GPU memory allocation and deallocation speed

Hi, all:

I’m using PGI visual profiler to profile my application on tesla K40 GPU on windows 10. My code is compiled with PGI fortran compiler 19.0 community version. Please see the attached image of the screen captured from the PGI visual profiler. To my surprise, the GPU memory allocation and deallocation takes about one third time of the total running time of the application. I have several questions:

  1. In general how fast is GPU memory allocation and deallocation ?
  2. Are all dynamically allocated variables automatically initialized to zero?
  3. If memory allocation and deallocation is slow, how can I overlap these operations with other computing operations?
  4. It is strange that I don’t deallocate any memory in the beginning part of myapplication, why are there still two long cudaFree calls?

Thanks in advance.

John

Hi John,

In general how fast is GPU memory allocation and deallocation ?

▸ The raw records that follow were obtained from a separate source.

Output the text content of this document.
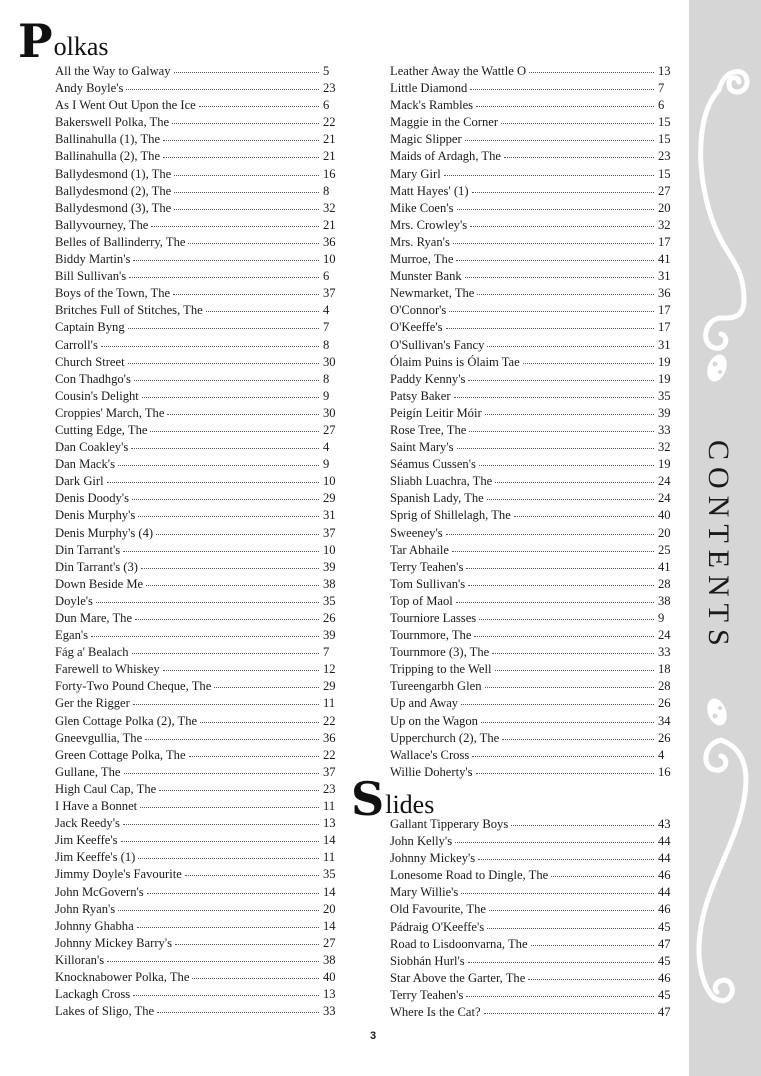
CONTENTS
P olkas
All the Way to Galway	5
Andy Boyle's	23
As I Went Out Upon the Ice	6
Bakerswell Polka, The	22
Ballinahulla (1), The	21
Ballinahulla (2), The	21
Ballydesmond (1), The	16
Ballydesmond (2), The	8
Ballydesmond (3), The	32
Ballyvourney, The	21
Belles of Ballinderry, The	36
Biddy Martin's	10
Bill Sullivan's	6
Boys of the Town, The	37
Britches Full of Stitches, The	4
Captain Byng	7
Carroll's	8
Church Street	30
Con Thadhgo's	8
Cousin's Delight	9
Croppies' March, The	30
Cutting Edge, The	27
Dan Coakley's	4
Dan Mack's	9
Dark Girl	10
Denis Doody's	29
Denis Murphy's	31
Denis Murphy's (4)	37
Din Tarrant's	10
Din Tarrant's (3)	39
Down Beside Me	38
Doyle's	35
Dun Mare, The	26
Egan's	39
Fág a' Bealach	7
Farewell to Whiskey	12
Forty-Two Pound Cheque, The	29
Ger the Rigger	11
Glen Cottage Polka (2), The	22
Gneevgullia, The	36
Green Cottage Polka, The	22
Gullane, The	37
High Caul Cap, The	23
I Have a Bonnet	11
Jack Reedy's	13
Jim Keeffe's	14
Jim Keeffe's (1)	11
Jimmy Doyle's Favourite	35
John McGovern's	14
John Ryan's	20
Johnny Ghabha	14
Johnny Mickey Barry's	27
Killoran's	38
Knocknabower Polka, The	40
Lackagh Cross	13
Lakes of Sligo, The	33
Leather Away the Wattle O	13
Little Diamond	7
Mack's Rambles	6
Maggie in the Corner	15
Magic Slipper	15
Maids of Ardagh, The	23
Mary Girl	15
Matt Hayes' (1)	27
Mike Coen's	20
Mrs. Crowley's	32
Mrs. Ryan's	17
Murroe, The	41
Munster Bank	31
Newmarket, The	36
O'Connor's	17
O'Keeffe's	17
O'Sullivan's Fancy	31
Ólaim Puins is Ólaim Tae	19
Paddy Kenny's	19
Patsy Baker	35
Peigín Leitir Móir	39
Rose Tree, The	33
Saint Mary's	32
Séamus Cussen's	19
Sliabh Luachra, The	24
Spanish Lady, The	24
Sprig of Shillelagh, The	40
Sweeney's	20
Tar Abhaile	25
Terry Teahen's	41
Tom Sullivan's	28
Top of Maol	38
Tourniore Lasses	9
Tournmore, The	24
Tournmore (3), The	33
Tripping to the Well	18
Tureengarbh Glen	28
Up and Away	26
Up on the Wagon	34
Upperchurch (2), The	26
Wallace's Cross	4
Willie Doherty's	16
S lides
Gallant Tipperary Boys	43
John Kelly's	44
Johnny Mickey's	44
Lonesome Road to Dingle, The	46
Mary Willie's	44
Old Favourite, The	46
Pádraig O'Keeffe's	45
Road to Lisdoonvarna, The	47
Siobhán Hurl's	45
Star Above the Garter, The	46
Terry Teahen's	45
Where Is the Cat?	47
3
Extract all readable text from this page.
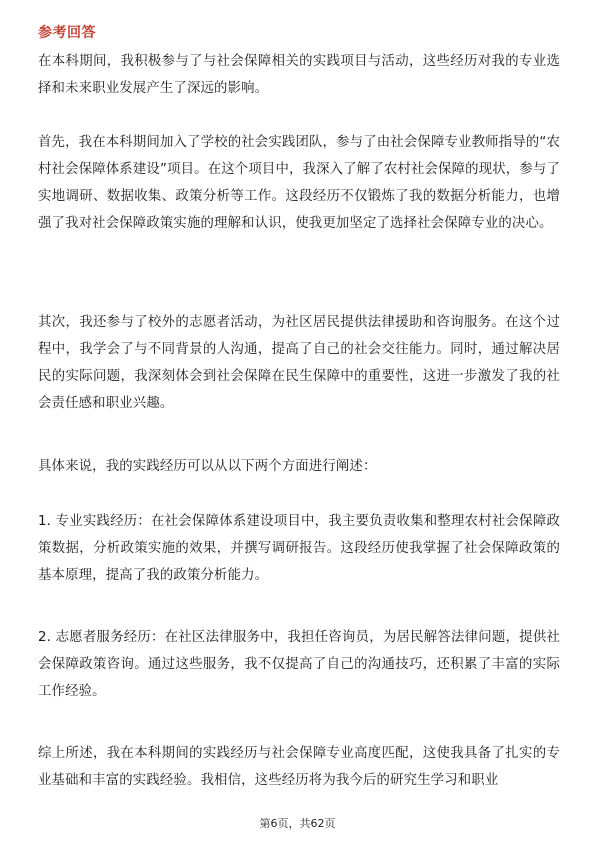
参考回答
在本科期间，我积极参与了与社会保障相关的实践项目与活动，这些经历对我的专业选择和未来职业发展产生了深远的影响。
首先，我在本科期间加入了学校的社会实践团队，参与了由社会保障专业教师指导的“农村社会保障体系建设”项目。在这个项目中，我深入了解了农村社会保障的现状，参与了实地调研、数据收集、政策分析等工作。这段经历不仅锻炼了我的数据分析能力，也增强了我对社会保障政策实施的理解和认识，使我更加坚定了选择社会保障专业的决心。
其次，我还参与了校外的志愿者活动，为社区居民提供法律援助和咨询服务。在这个过程中，我学会了与不同背景的人沟通，提高了自己的社会交往能力。同时，通过解决居民的实际问题，我深刻体会到社会保障在民生保障中的重要性，这进一步激发了我的社会责任感和职业兴趣。
具体来说，我的实践经历可以从以下两个方面进行阐述：
1. 专业实践经历：在社会保障体系建设项目中，我主要负责收集和整理农村社会保障政策数据，分析政策实施的效果，并撰写调研报告。这段经历使我掌握了社会保障政策的基本原理，提高了我的政策分析能力。
2. 志愿者服务经历：在社区法律服务中，我担任咨询员，为居民解答法律问题，提供社会保障政策咨询。通过这些服务，我不仅提高了自己的沟通技巧，还积累了丰富的实际工作经验。
综上所述，我在本科期间的实践经历与社会保障专业高度匹配，这使我具备了扎实的专业基础和丰富的实践经验。我相信，这些经历将为我今后的研究生学习和职业
第6页，共62页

In general, it shouldn’t take a significant amount of time, at least no longer than calling malloc. Though it’s been many years since I used a K40, so I don’t remember offhand if the long cudeFree time should be expected of not

Are all dynamically allocated variables automatically initialized to zero?

No. Though if using OpenACC, you can set the environment variable “PGI_ACC_FILL=1” and the compiler will initialze allocated variable to zero or whatever the user defines with “PGI_ACC_FILL_VALUE=”.

If memory allocation and deallocation is slow, how can I overlap these operations with other computing operations?

cudaMalloc/cudaFree are blocking calls, though memcpy calls do have asynchronous versions.

It is strange that I don’t deallocate any memory in the beginning part of myapplication, why are there still two long cudaFree calls?

Agreed, it is strange. Though without further details about your code, I can’t really offer any ideas as to why they’re there. Do you have reproducing example?

Hi, Mat:

Thanks for your prompt reply. I allocated all arrays with cuda fortran allocate statement, not with OpenACC create clause. Does the PGI_ACC_FILL=1 work in this case? If not, what could be set to automatically initialize the arrays to zero?

It’s too bad to know that the cudaMalloc and cudaFree are blocking calls. That means I have to find creative ways to hide/minimize the GPU memory allocation and deallocation.

Another weird thing I noticed is that the deallocation of all arrays at the end of my application doesn’t show any significant time.

Thanks,

John

No, but it’s easy to use array syntax to initialize the array just after you allocate, i.e. “dArr=0.0”. I would assert that explicitly initializing arrays is a better programming practice, rather than relying on compiler extensions and features. Things like “PGI_ACC_FILL” are really only useful for debugging anyway.